An international complement of scholars and practitioners discuss the relationship between democracy and media at a conference at the School of Global and International Studies February 15 from 2 to 5:30 pm.
“Speaking Truth to Power: Media Capture, Disinformation and Democracy,” the conference marks the Bloomington launch of the partnership between SGIS and the National Endowment for Democracy, and in particular the endowment’s Center for International Media Assistance. The symposium will draw attention to the intersecting challenges confronting media systems and democracy, featuring two panels of researchers, policy experts, and leaders of the front-line efforts to safeguard reliable information and democratic debate around the world.
An independent news media system is widely considered the cornerstone of a thriving democracy.

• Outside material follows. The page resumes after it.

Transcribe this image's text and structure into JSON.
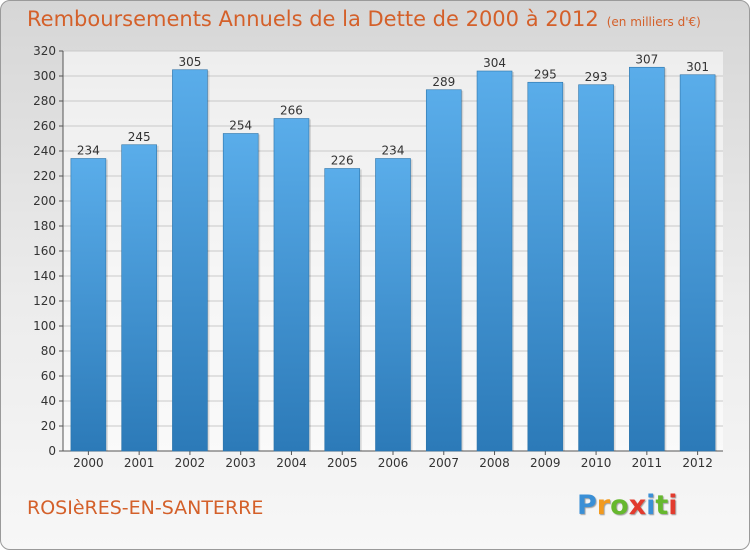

In recent years, one of the first signs of political turmoil in countries around the world has been the emergence of obstacles to reporting or accessing the news – and, often, the development of unconventional news outlets.
“From Turkey to Hungary to Venezuela and Ecuador, leaders have consolidated their power,” notes Elizabeth Stein, the inaugural Mark Helmke Postdoctoral Scholar on Global Media, Development and Democracy at SGIS. “In each case, one of the first pillars of democracy they attack is the independent news media, taking measures to limit freedom of the press.”
The relationship between NED and SGIS was inaugurated in December 2016 with a conference at the U.S. Capitol Visitors Center in Washington, D.C. The partnership established the Helmke Postdoctoral Scholarship Stein holds, and created internship opportunities for SGIS students both at NED’s Washington offices and overseas, in the countries where NED/CIMA is involved.
Stein, whose research focuses on Brazil, will be speaking on the conference's first panel, “Captured Media, Captured Democracies.” The media are said to be “captured” when media owners collude with or are commandeered by those in power – whether state or corporate interests -- who often disable the capacity for media regulation. “The major sources of information for the citizens of [many] states in Brazil are controlled by the very politicians who should be subject to media scrutiny,” Stein explains. A captured media system is not only a gauge of a state in crisis, but a contributor to one. “The ability of a journalist to hold the Governor accountable,” Stein notes, “when the Governor also is the journalist's employer is rather limited.”
Joining Stein on the first panel are scholars and practitioners who have illuminated the role media plays in liberal democracies and non-democratic regimes around the world. Along with Stein, speakers include Natalia Arno, President, Free Russia Foundation; Shanthi Kalathil, Director of the International Forum for Democratic Studies at the N.E.D.; Gabor Scheiring, Research Associate, University of Cambridge, Chair, Progressive Hungary Campaign. The panel’s moderator is Paul Helmke, Professor of Practice at the IU School of Public & Environmental Affairs, and brother of the postdoctoral position’s namesake. Longtime press secretary to Senator Richard Lugar, Mark Helmke was also a journalist known for his work in democracy projects in Latin American and post-Soviet Ukraine, as well as in dismantling apartheid in South Africa.
The second panel will feature speakers who are leading the efforts to combat media capture and disinformation around the world. Participants include Aleksander Dardeli, Executive Vice President for Strategy and Development, IREX; Maxine Tanya Hamada, Corporate Secretary, Institute for Leadership, Empowerment & Democracy, and Member, Steering Committee of the World Movement for Democracy; Miriam Lanskoy, Senior Director for Russia and Eurasia, National Endowment for Democracy; and Marco Larizza, Senior Public Sector Specialist, Governance Global Practice, World Bank. CIMA Senior Director Mark Nelson will moderate the panel.
The conference will conclude with a conversation between SGIS Dean Lee Feinstein and NED President Carl Gershman.
“Many political scientists focus predominantly on the existence of competitive elections to classify whether countries are or are not democracies,” Helmke Scholar Stein has commented. “But how long can a country sustain a democracy without free and independent media?”